When the mid-point of the year comes around, many of us in the western hemisphere think about beach vacations and picnics in the park. But many people may not know about Plastic Free July, an international campaign to reduce plastic use during this month. What began in 2011 in a small town in Western Australia has ballooned into a global phenomenon, with an estimated 140 million participants from over 190 countries.

Here at Cisco, we are working on our own education campaign around Plastic Free July, encouraging employees to learn more about the plastic crisis and take concrete action to reduce their plastic impact for the month. The hope is that action taken over a month-long period can inspire a lifelong shift away from plastic.

But why is plastic a problem? After all, many individuals recycle at home and on the go.

The problem with plastic

The Ellen MacArthur Foundation, a leading circular economy foundation, estimates that only 14 percent of plastic packaging is collected for recycling. And once received at a recycling plant, only five percent of that material value can be upcycled into another product.
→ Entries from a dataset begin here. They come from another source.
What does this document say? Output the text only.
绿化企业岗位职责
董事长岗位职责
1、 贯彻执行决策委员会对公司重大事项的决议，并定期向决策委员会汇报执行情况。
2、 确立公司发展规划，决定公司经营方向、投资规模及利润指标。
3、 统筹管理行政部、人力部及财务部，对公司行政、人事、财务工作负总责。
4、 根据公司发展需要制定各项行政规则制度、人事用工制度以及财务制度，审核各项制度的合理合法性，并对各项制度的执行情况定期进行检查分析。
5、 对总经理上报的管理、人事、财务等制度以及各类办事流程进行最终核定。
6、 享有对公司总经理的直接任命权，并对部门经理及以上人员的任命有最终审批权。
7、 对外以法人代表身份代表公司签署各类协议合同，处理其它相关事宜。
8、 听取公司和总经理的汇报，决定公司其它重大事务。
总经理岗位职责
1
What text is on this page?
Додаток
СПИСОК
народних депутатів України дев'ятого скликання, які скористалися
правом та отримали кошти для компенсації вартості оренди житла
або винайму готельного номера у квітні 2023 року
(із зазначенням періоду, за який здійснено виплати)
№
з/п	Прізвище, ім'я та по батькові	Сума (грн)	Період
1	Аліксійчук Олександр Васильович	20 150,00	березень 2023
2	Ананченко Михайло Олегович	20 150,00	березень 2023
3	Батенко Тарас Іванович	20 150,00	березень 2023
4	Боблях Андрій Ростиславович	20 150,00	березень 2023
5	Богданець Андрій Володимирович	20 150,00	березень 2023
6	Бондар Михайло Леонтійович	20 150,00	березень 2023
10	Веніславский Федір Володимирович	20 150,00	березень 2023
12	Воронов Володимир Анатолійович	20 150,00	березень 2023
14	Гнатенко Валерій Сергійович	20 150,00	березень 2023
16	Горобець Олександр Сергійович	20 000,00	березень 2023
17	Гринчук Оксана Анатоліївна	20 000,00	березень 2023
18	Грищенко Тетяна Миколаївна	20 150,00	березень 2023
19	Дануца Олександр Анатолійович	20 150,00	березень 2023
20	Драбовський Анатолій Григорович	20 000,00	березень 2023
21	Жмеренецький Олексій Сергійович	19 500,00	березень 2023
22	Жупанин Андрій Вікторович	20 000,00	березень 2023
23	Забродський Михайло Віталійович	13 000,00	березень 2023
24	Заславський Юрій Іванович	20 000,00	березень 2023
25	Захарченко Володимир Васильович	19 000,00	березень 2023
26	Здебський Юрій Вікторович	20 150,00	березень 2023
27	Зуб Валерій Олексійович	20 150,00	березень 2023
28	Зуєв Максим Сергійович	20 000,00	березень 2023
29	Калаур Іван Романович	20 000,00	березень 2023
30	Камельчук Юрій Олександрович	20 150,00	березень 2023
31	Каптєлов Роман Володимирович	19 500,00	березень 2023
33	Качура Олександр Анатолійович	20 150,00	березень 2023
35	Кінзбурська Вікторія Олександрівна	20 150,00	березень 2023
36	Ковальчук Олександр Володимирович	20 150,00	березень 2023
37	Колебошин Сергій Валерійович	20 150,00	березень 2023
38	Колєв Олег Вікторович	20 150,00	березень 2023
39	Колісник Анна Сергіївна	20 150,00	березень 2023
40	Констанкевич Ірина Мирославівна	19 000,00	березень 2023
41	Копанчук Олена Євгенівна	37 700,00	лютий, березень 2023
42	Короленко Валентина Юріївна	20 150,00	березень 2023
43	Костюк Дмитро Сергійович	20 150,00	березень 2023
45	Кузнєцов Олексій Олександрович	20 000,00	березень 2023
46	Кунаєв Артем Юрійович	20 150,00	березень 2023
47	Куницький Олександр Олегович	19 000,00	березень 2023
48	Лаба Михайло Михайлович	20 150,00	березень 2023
This lack of recyclability is by design. Most plastic packaging is designed to be exclusively single-use, think of the plastic cellophane commonly wrapped around produce, or the stiff plastic on electronic items. Those common bits of plastic have no inherent value and are often missorted into residential recycling bins in what the industry calls “wish-cycling.” Wish-cycling is putting items into the recycling bin and hoping they are recyclable. Contaminating the waste stream with un-recyclable materials burdens the waste industry with additional costs (sorting, labor, repair to machinery) and has contributed to the decreased value of recycling markets.

Cisco’s take on Plastic Free July

Armed with this knowledge, our Plastic Free July campaign on Cisco’s internal platform, Cisco Greenhouse, encourages employees to take baby steps to reduce the amount of plastic in their lives. Below are some of the most common and impactful actions taken thus far:

  • Use reusable bags at the market and grocery store. When looking to reduce plastic, it is helpful to see where the most plastic appears in your life. For many of us, this happens at the grocery store and market with pre-packaged food. Next time you are shopping, bring your own bag to carry home your goods, and try and purchase items that don’t come pre-wrapped in plastic.
  • Try a bar of soap instead of pump soap or shower gel. This easy change can also save you money. Pump soap and shower gel often contain high amount of water pre-added to their solutions. Bar soap, on the other hand, is basically soap concentrate and can last equally as long as the diluted alternatives. There are even bar shampoos and conditioners!
  • Bring a reusable water bottle on-the-go. Instead of purchasing a large pack of single-use water bottles, invest in a nice metal, glass, or bamboo water bottle. Not only will you reduce the amount of waste you are producing, but you can also look stylish and sustainable at the same time.
  • Just Say “No.” Much of our plastic waste can be avoided by refusing it in the first place. If you forget your reusable bag at the market, try carrying the items if you are able to versus accepting the plastic bag provided by your grocer. Similarly, when you get take-out, refuse the pre-packaged cutlery that often comes with your order. Refusing plastic is an easy way to begin cutting down on the amount of plastic both produced and polluted.

With just over a week left in the month, I challenge you to try to adopt one of the actions above into your daily life.